We do not use science to establish our theology, but sometimes it confirms it. Legalism tends to work the opposite of its intended result, actually empowering sin, and will never be the antidote to lawlessness. Of course, the entire U.S. learned this under prohibition. Not only did the drinking in America continue under prohibition, but it seemed to increase, as well as other crimes. Prohibition made criminals out of otherwise law-abiding citizens, which seemed to just open them up to all sorts of crime and disregard for the law.
Even so, alcoholism is a terrible thing, destroying many families and lives in a most cruel way. Though I do not know of any alcoholism in my own family, I have seen its scourge close up, and it is understandable that anyone who has suffered with it in their own family would tend to be a legalist in regard to drinking. Even so, it does not work. We can put people in jail so that they do not sin, but this will never take the sin out of their hearts. Given freedom from the jail, they are likely to go to even worse extremes, with the accompanying guilt and shame driving them even further out.
I am not trying to promote drinking, but I am warning against becoming like the Pharisees and making manmade laws that exceed the biblical commandments. It is not only counterproductive in dealing with the problem, but it makes hypocrites out of good moral people. We must throw off the tyranny of legalism that is unnecessarily causing many to stumble.

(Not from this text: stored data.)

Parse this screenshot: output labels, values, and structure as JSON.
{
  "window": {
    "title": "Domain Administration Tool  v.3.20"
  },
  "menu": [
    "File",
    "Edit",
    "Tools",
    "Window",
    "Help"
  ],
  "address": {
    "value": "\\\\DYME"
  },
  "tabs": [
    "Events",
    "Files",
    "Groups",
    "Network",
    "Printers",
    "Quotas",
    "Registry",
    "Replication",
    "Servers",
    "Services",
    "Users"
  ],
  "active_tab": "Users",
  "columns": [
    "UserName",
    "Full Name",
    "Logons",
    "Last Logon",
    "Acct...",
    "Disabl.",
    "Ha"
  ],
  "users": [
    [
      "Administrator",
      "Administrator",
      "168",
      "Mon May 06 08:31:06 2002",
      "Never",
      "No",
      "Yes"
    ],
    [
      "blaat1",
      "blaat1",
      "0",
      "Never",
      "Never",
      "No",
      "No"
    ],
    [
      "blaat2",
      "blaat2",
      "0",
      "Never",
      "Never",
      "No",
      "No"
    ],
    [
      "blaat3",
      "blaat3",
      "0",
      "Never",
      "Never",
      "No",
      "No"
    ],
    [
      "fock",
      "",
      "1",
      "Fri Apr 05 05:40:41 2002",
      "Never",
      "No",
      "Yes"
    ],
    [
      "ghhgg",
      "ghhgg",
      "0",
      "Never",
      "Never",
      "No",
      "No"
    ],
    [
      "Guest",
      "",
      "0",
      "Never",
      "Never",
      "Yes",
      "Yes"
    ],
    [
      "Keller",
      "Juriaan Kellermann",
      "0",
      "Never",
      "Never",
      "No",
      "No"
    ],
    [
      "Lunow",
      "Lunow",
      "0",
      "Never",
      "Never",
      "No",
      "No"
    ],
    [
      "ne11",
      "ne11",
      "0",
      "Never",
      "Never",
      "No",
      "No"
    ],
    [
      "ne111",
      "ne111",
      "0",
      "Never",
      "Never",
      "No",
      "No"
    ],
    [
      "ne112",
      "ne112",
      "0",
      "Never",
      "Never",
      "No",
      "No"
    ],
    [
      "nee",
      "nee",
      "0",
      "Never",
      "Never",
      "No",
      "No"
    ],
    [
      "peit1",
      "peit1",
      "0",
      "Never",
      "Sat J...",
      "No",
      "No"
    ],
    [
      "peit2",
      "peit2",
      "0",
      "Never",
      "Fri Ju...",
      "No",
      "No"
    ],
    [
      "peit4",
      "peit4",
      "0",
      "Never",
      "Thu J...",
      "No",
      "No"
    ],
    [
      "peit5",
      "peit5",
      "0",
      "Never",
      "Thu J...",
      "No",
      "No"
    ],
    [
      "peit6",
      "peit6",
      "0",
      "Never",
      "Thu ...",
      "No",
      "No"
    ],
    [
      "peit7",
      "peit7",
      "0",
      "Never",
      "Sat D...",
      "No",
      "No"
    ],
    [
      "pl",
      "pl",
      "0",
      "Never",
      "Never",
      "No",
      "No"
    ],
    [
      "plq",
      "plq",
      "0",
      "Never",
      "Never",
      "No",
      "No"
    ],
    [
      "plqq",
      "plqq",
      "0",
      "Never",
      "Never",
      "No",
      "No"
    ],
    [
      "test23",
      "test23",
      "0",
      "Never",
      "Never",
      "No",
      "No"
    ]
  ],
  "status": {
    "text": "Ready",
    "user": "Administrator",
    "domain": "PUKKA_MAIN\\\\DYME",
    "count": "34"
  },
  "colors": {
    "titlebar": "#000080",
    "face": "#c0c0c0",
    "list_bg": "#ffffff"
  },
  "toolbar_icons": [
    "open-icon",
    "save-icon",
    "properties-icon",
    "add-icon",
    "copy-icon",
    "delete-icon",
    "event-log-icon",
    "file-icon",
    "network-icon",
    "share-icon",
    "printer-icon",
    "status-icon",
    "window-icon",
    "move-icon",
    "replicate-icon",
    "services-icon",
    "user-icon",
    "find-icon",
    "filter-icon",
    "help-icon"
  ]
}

I have attended Jewish events and weddings where there were always open bars, but I do not ever remember seeing anyone even tipsy. There is the freedom to drink, but also a culture of moderation. The church is supposed to be a culture of liberty because we are told “where the Spirit of the Lord is, there is liberty” (see II Corinthians 3:17). Moderation can be a far more powerful witness than abstinence. Abstinence can imply weakness and a lack of self-control.
However, people who lack self-control and have excessive and compulsive personalities do not need to drink at all. As the Word also teaches, for the sake of love, those who have liberty in certain things should show restraint when they are with those who are weak. It is far worse to ever cause anyone to stumble. We need to be committed to this restraint while also refusing to kowtow to the legalists.
Jesus had remarkable grace toward sinners but had no tolerance for the self-righteous or for the legalists. If the church had the same Spirit as Christ, sinners would be rushing to the doors of the church for help instead of being repelled by it. We often quote how we love the sinners but hate the sin. However, far too many sinners are met with hate, or at least a moral haughtiness, when they meet Christians. This is not the demeanor of the whole church, but there is far too much self-righteousness, which not only repels sinners who need Christ, but it repels Christ. It was not the sinners or even the demon possessed, but the self-righteous who persecuted Jesus and then had Him crucified.
Of course, there is a ditch on either side of the path of life— lawlessness on one side and legalism on the other. Many who fall into a ditch on one side overreact and then fall into the opposite ditch. Moderation is the key to staying in the middle of the path of life. This is why we are told in Philippians 4:5, “Let your moderation be known unto all men” (KJV).
I lean toward the side of liberty out of the theological conviction of what the New Testament teaches. However, I also know very well how good the fruit is of strict, even authoritarian programs for helping people who are especially weak in self-control and often fall to addictive practices. Those who have a tendency toward lawlessness may need to lean toward more severe discipline. Those prone toward legalism may need to lean a little bit the other way. Even so, our goal should be to walk down the center of the road.
The center of the road is holiness. This has become a bad word with many because it implies legalism, but true holiness is the greatest liberty we can ever know and the greatest protection against excessive or sinful behavior. The “beauty of holiness” is a characteristic of the authentic and is so attractive that it will draw the worse sinners with awe and wonder. It reveals to them in their innermost being what they were created to be.
We will continue examining what holiness is next week because it is essential for the true Christian life, but we must get free of the concepts that distort it. Our goal is to know the voice of the Lord and follow Him, not just methods or formulas, and removing the hindrances to this that both legalism and lawlessness are.